Each era builds on the previous era. It is like going to an ancient monument and seeing the layers of history. One era does not stop when another starts, it is just that the new era is where the innovation is happening and when the venture money is flowing.
- International Banking
- Driver: Bretton Woods, end of fixed exchange rates
- Years of innovation: 1972 to 1984
- Technology: multi currency accounting
- Winners: Midas + Kapiti + Kindle = Misys and Temenos
- What’s next? There are two scenarios:
A. These systems will need to be upgraded to real time for the modern era, leading to a boom in core system conversions.
Or:
B. Innovation will be external to these core systems which will be moved to end of life maintenance (and that will favor the outsourcing firms).
This is a subject for a different post, but I incline to the latter view.
Personal note: I worked for Misys after they acquired Kapiti (which had acquired Aregon). Returning back to Fintech in recent years, I have been shocked to see how little has changed in the world of core banking.
- Digital trading analytics
- Driver: market data in digital form
- Years of innovation: 1984 – 1994
- Technology: event driven analytics, real time, in-memory, message bus
- Winners: TIBCO, Reuters, Markit
- What’s next? Bringing these tools to the masses aka Low Cost Active Alpha or Democratizing Wall Street.
Personal Note: this was how I came into Fintech, through a company called Aregon which was a pioneer and did well but lost the market leadership position to Teknekron which became TIBCO (a story and what I learned from it that I relate in this chapter from my book Mindshare to Marketshare).
The first two eras where B2B or Traditional Fintech. The next two eras are B2C or Emergent Fintech.
- Social Mobile Analytics Cloud (SMAC)
- Driver: Internet
- Years of innovation: 2004 – 2014 (note, while fundamental innovation maybe in the past, there are still many years of rollouts, implementations, incremental innovation and benefit realization – the big money making phase is still ahead of us).
- Technology: Social Mobile Analytics Cloud (SMAC)

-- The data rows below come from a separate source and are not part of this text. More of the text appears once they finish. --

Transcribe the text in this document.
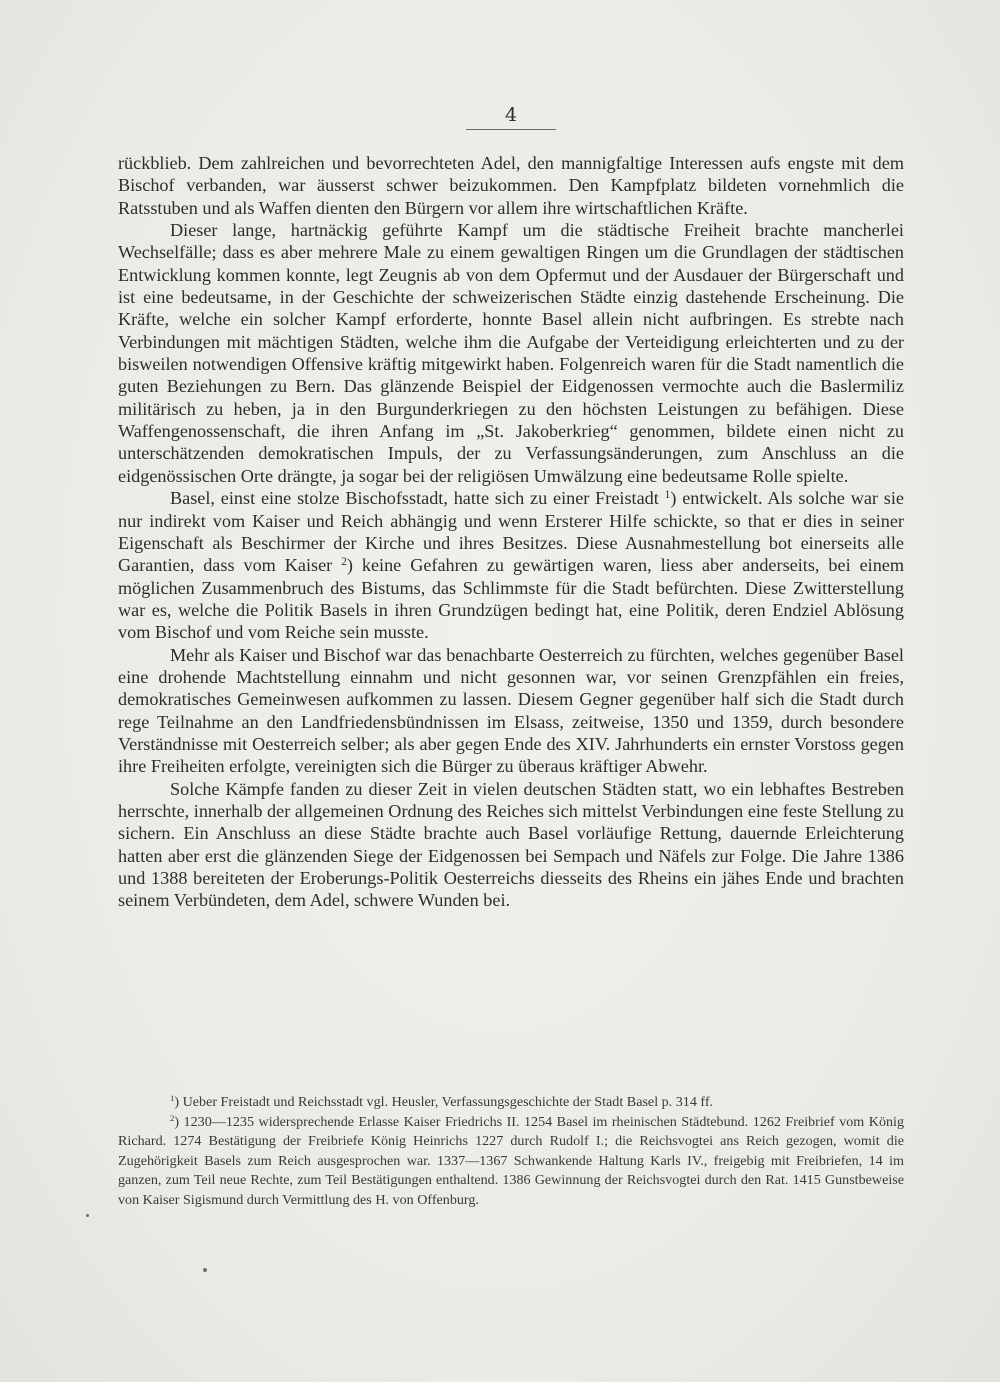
4

rückblieb. Dem zahlreichen und bevorrechteten Adel, den mannigfaltige Interessen aufs engste mit dem Bischof verbanden, war äusserst schwer beizukommen. Den Kampfplatz bildeten vornehmlich die Ratsstuben und als Waffen dienten den Bürgern vor allem ihre wirtschaftlichen Kräfte.

Dieser lange, hartnäckig geführte Kampf um die städtische Freiheit brachte mancherlei Wechselfälle; dass es aber mehrere Male zu einem gewaltigen Ringen um die Grundlagen der städtischen Entwicklung kommen konnte, legt Zeugnis ab von dem Opfermut und der Ausdauer der Bürgerschaft und ist eine bedeutsame, in der Geschichte der schweizerischen Städte einzig dastehende Erscheinung. Die Kräfte, welche ein solcher Kampf erforderte, honnte Basel allein nicht aufbringen. Es strebte nach Verbindungen mit mächtigen Städten, welche ihm die Aufgabe der Verteidigung erleichterten und zu der bisweilen notwendigen Offensive kräftig mitgewirkt haben. Folgenreich waren für die Stadt namentlich die guten Beziehungen zu Bern. Das glänzende Beispiel der Eidgenossen vermochte auch die Baslermiliz militärisch zu heben, ja in den Burgunderkriegen zu den höchsten Leistungen zu befähigen. Diese Waffengenossenschaft, die ihren Anfang im „St. Jakoberkrieg“ genommen, bildete einen nicht zu unterschätzenden demokratischen Impuls, der zu Verfassungsänderungen, zum Anschluss an die eidgenössischen Orte drängte, ja sogar bei der religiösen Umwälzung eine bedeutsame Rolle spielte.

Basel, einst eine stolze Bischofsstadt, hatte sich zu einer Freistadt $^1$) entwickelt. Als solche war sie nur indirekt vom Kaiser und Reich abhängig und wenn Ersterer Hilfe schickte, so that er dies in seiner Eigenschaft als Beschirmer der Kirche und ihres Besitzes. Diese Ausnahmestellung bot einerseits alle Garantien, dass vom Kaiser $^2$) keine Gefahren zu gewärtigen waren, liess aber anderseits, bei einem möglichen Zusammenbruch des Bistums, das Schlimmste für die Stadt befürchten. Diese Zwitterstellung war es, welche die Politik Basels in ihren Grundzügen bedingt hat, eine Politik, deren Endziel Ablösung vom Bischof und vom Reiche sein musste.

Mehr als Kaiser und Bischof war das benachbarte Oesterreich zu fürchten, welches gegenüber Basel eine drohende Machtstellung einnahm und nicht gesonnen war, vor seinen Grenzpfählen ein freies, demokratisches Gemeinwesen aufkommen zu lassen. Diesem Gegner gegenüber half sich die Stadt durch rege Teilnahme an den Landfriedensbündnissen im Elsass, zeitweise, 1350 und 1359, durch besondere Verständnisse mit Oesterreich selber; als aber gegen Ende des XIV. Jahrhunderts ein ernster Vorstoss gegen ihre Freiheiten erfolgte, vereinigten sich die Bürger zu überaus kräftiger Abwehr.

Solche Kämpfe fanden zu dieser Zeit in vielen deutschen Städten statt, wo ein lebhaftes Bestreben herrschte, innerhalb der allgemeinen Ordnung des Reiches sich mittelst Verbindungen eine feste Stellung zu sichern. Ein Anschluss an diese Städte brachte auch Basel vorläufige Rettung, dauernde Erleichterung hatten aber erst die glänzenden Siege der Eidgenossen bei Sempach und Näfels zur Folge. Die Jahre 1386 und 1388 bereiteten der Eroberungs-Politik Oesterreichs diesseits des Rheins ein jähes Ende und brachten seinem Verbündeten, dem Adel, schwere Wunden bei.

$^1$) Ueber Freistadt und Reichsstadt vgl. Heusler, Verfassungsgeschichte der Stadt Basel p. 314 ff.

$^2$) 1230—1235 widersprechende Erlasse Kaiser Friedrichs II. 1254 Basel im rheinischen Städtebund. 1262 Freibrief vom König Richard. 1274 Bestätigung der Freibriefe König Heinrichs 1227 durch Rudolf I.; die Reichsvogtei ans Reich gezogen, womit die Zugehörigkeit Basels zum Reich ausgesprochen war. 1337—1367 Schwankende Haltung Karls IV., freigebig mit Freibriefen, 14 im ganzen, zum Teil neue Rechte, zum Teil Bestätigungen enthaltend. 1386 Gewinnung der Reichsvogtei durch den Rat. 1415 Gunstbeweise von Kaiser Sigismund durch Vermittlung des H. von Offenburg.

- Winners: Lending Club + Angel List
- What’s next? Lending and Equity investing bypassing the Bank intermediated model gets to scale. In other words, more of the same but when this really goes mainstream it will have big impact on all business and on society. I don’t see many new big winners emerging from this era, because it is defined by network effects. However there will still be lots of add-on innovation that is big and valuable. For example, while we might refer this as the Facebook era, companies like Twitter and Spotify are big and valuable.
- Blockchain
- Driver: Consumers becoming producers
- Years of innovation: 2014 – 2024 (guess, most past eras have had about 10 years of rapid innovation)
- Technology: Blockckain
- Winners: Too early to tell.
The name for this era is still up for grabs. It could be the Blockchain Era. That is certainly the name that is popular today. However, that is like calling the Dot Com Era the HTTP Era, or the Social Media era the HTML Era (as it democratized HTML). It is too tech centric.
I have called this era:
“Consumers Become Producers”
The reason I chose that name is that the the social media (SMAC) era still rested on the notion that the world is full of consumers with traditional jobs that need to be marketed to. Social Media (as a business) just delivered those consumers to the companies that made stuff. The reality is that over half the population globally (maybe 40% in America, less in Europe, more in the developing world) are free agent micro business entrepreneurs. They are Producers before they are Consumers, for the simple reason that until they produce and sell something they have no money to buy & consume other stuff.
The “sharing economy” (lousy name, it is really the “rental economy” or the “squeezing cash out of spare resources economy”) recognizes this shift. It is no accident that Blockchain entrepreneurs look towards offering cheaper intermediation for sharing economy services as one of the early use cases.